I could have confessed that I thought about it all the time, but I didn’t want to give her the satisfaction.
“I promise to think about it if you’ll think about something for me, too. Way back, Gibbs brought up something during conjoint therapy. When she mentioned whatever it was, Sterling doused it like a Boy Scout putting out a campfire. Do you remember what it was? He glared at her. Really glared at her. That’s what I remember most clearly. The glare.”
“I don’t have to think about it at all. I know what it was. I know exactly the incident that you’re talking about.”
“Gibbs was saying that at some point she wanted to talk with us about their sex life.”
“Yes, yes, okay,” I agreed. “Maybe that was it. I remembered that, too, that it was something about sex.”
Diane said, “Don’t patronize me. That was it. And what she was about to tell us was that she and Sterling were swingers, or he was a cross-dresser, or something good and juicy like that. For a while I thought it might be bondage, but try as I might, I could never quite see the Dancing Queen in a black leather G-string and a studded bra. The whip? Maybe.”
The mental image that Diane was painting was a little distracting to me. “And you think she wanted to talk about it?” I asked.
“Exactly. Something about their weird little sex life was starting to give her the heebie-jeebies. And Sterling didn’t want her to let the cat out of the bag. He let her know he didn’t want her to talk about it. That’s what the look was about. You can take it to the bank.”

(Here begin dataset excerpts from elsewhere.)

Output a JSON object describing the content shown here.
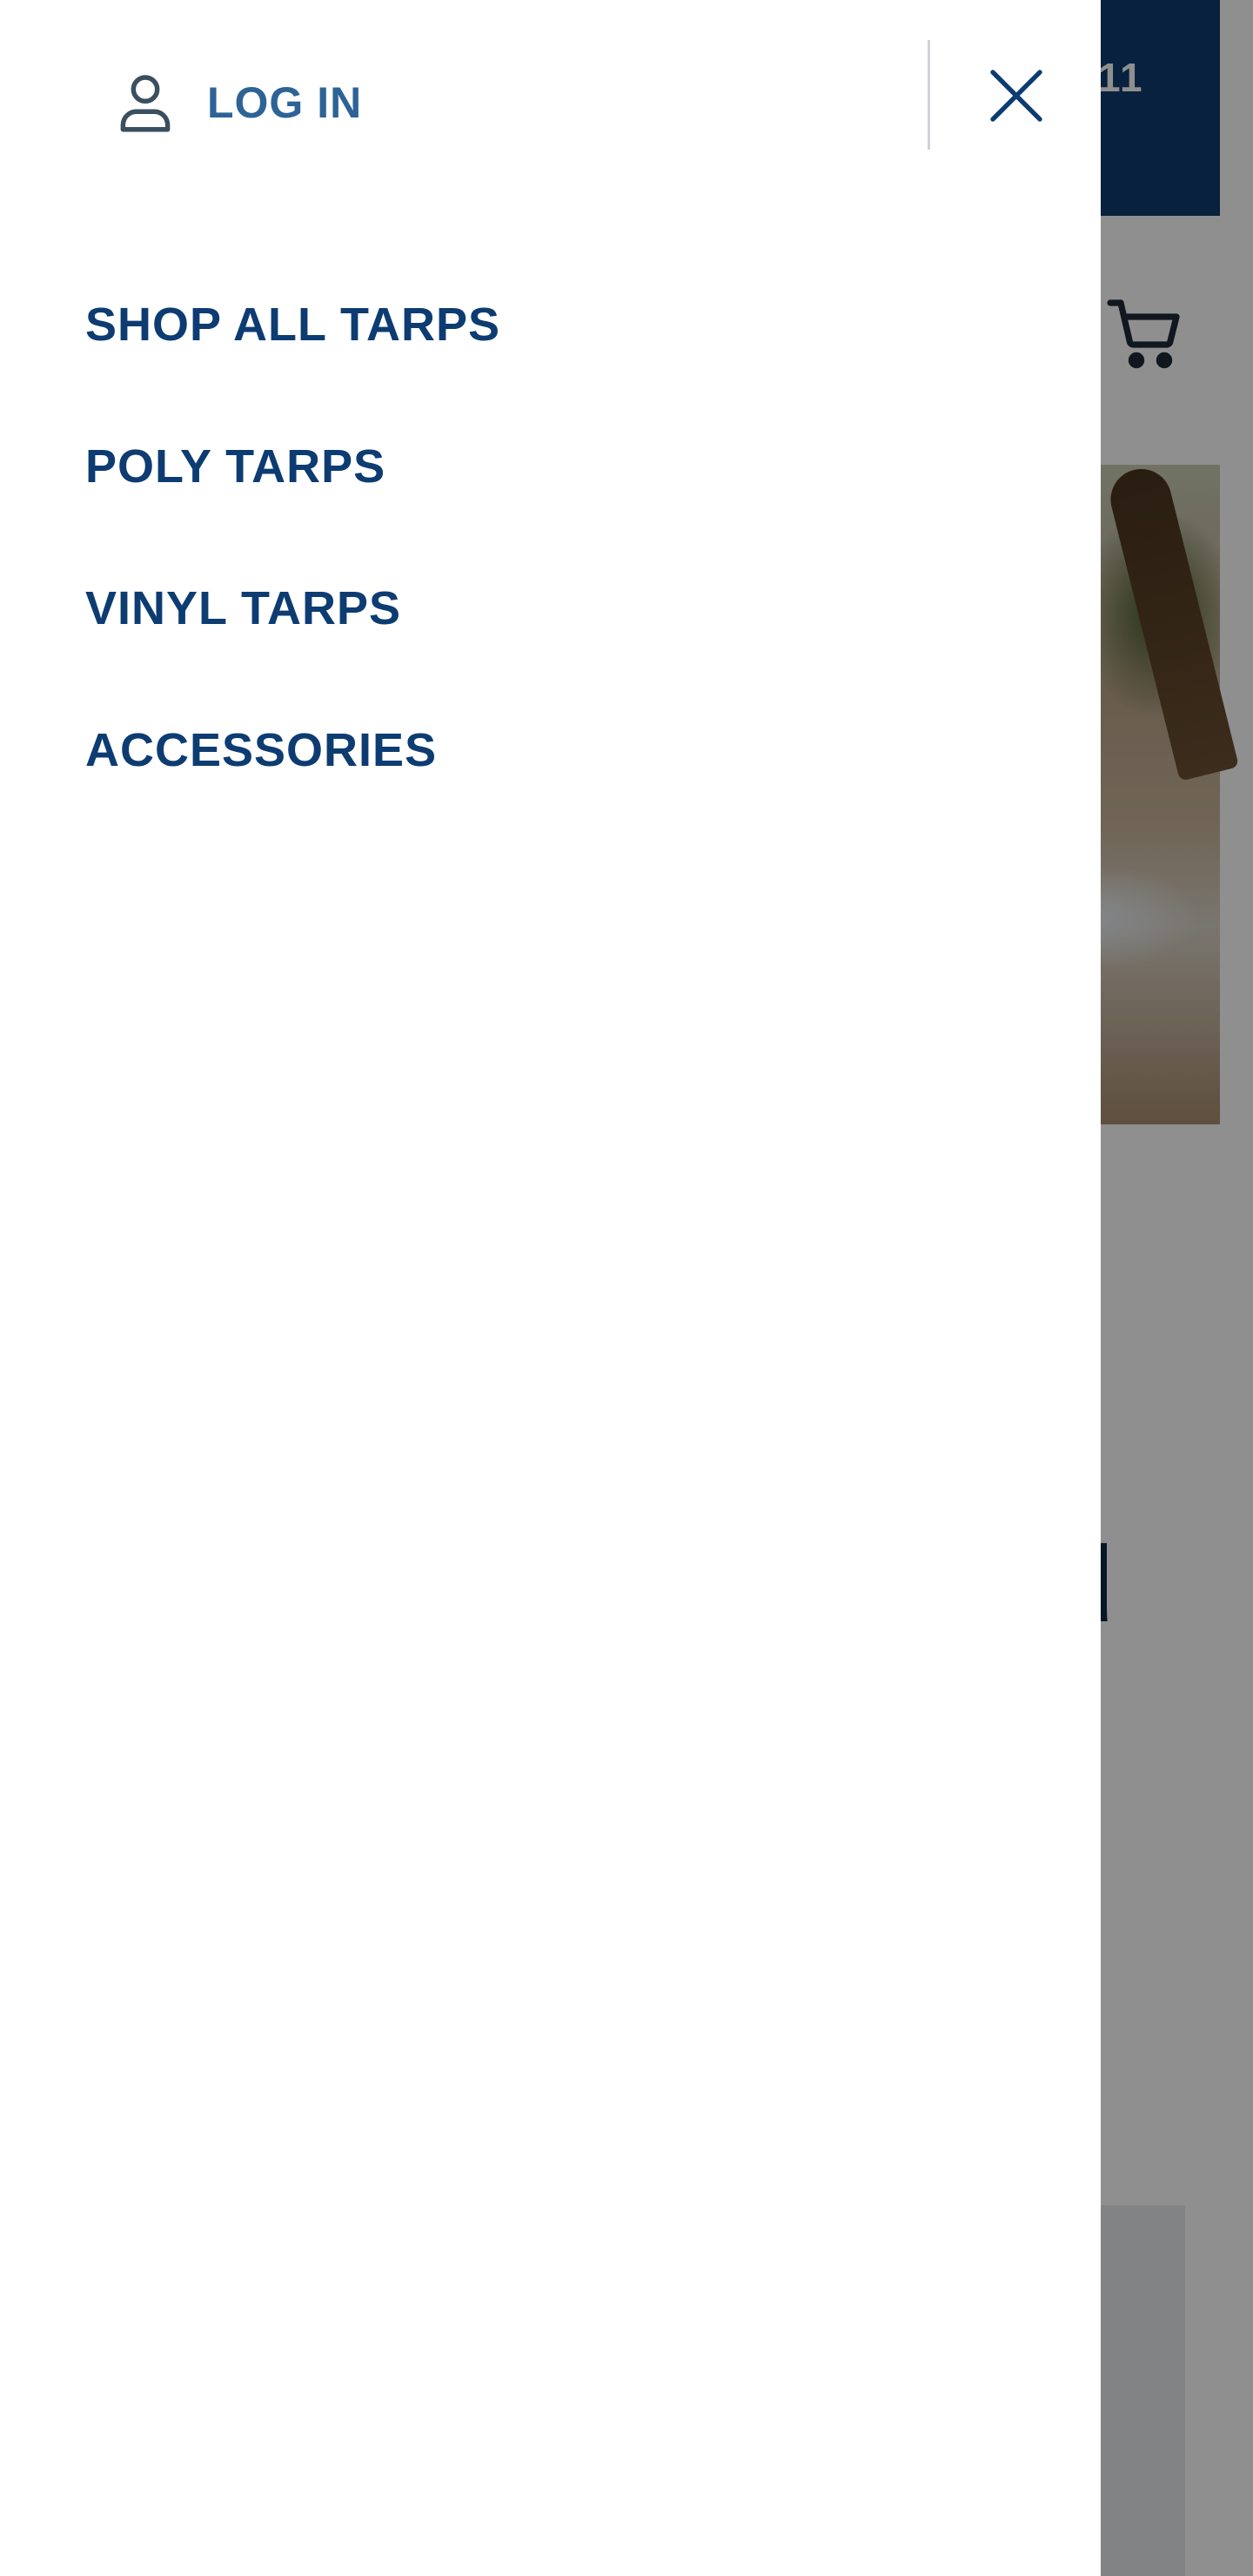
{
  "background": {
    "topbar_text": "11",
    "headline_fragment": "u",
    "topbar_color": "#0f3b70",
    "cart_icon": "shopping-cart-icon"
  },
  "drawer": {
    "login": {
      "icon": "user-icon",
      "label": "LOG IN"
    },
    "close": {
      "icon": "close-icon"
    },
    "nav_items": [
      {
        "label": "SHOP ALL TARPS"
      },
      {
        "label": "POLY TARPS"
      },
      {
        "label": "VINYL TARPS"
      },
      {
        "label": "ACCESSORIES"
      }
    ]
  },
  "colors": {
    "nav_text": "#0d3c72",
    "login_text": "#2d6396",
    "overlay": "rgba(0,0,0,0.44)"
  }
}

“Come on, Diane. Seriously. Bondage? Cross-dressing?”
She stared me down. The glare was only minimally less effective than Sterling ’s glower at Gibbs had been.
“I am serious. But I told you, I ruled out bondage and S amp;M early on. My vote? I think they were swingers. Probably still are swingers. Gibbs wanted to talk about it with us; Sterling didn’t. I’d guess he was pushing her to try something she didn’t want to do, and he didn’t want our votes counted.”
“Swingers swingers? Like… you know?”
“Yeah, like having sex with other couples on a regular basis. That kind of swingers. Do you know another kind?” She giggled to herself. I assumed it was at the thought that I might possess more esoteric deviant sexual knowledge than she did.
I didn’t admit that I had been actively considering the country-and-western dancing connotations of the word “swinger.”
“Gibbs and Sterling, swingers? How exactly did you come to this conclusion? She never actually said anything about that, did she? Did she say something to you in private? God, you’d think I’d remember if she’d implied they were swingers.”
“I just knew where she was going. You could tell.”
“How come I didn’t know where she was going?”
“What we do? Psychotherapy? People sometimes think we read minds. But what we do is more like seeing in the dark, you know? I knew where Gibbs was going. Sterling knew where she was going. You, sweetheart? You’re such a prude. You don’t like to go places like that. You’re a very good therapist, but where sex is concerned, you can’t see too well in the dark. Honestly, it’s one of the things I love about you.”
“You love that I’m a prude?”
She placed a mug beneath the dripping brew to catch the first, strongest cup of coffee. “I have to pick something to love, don’t I?”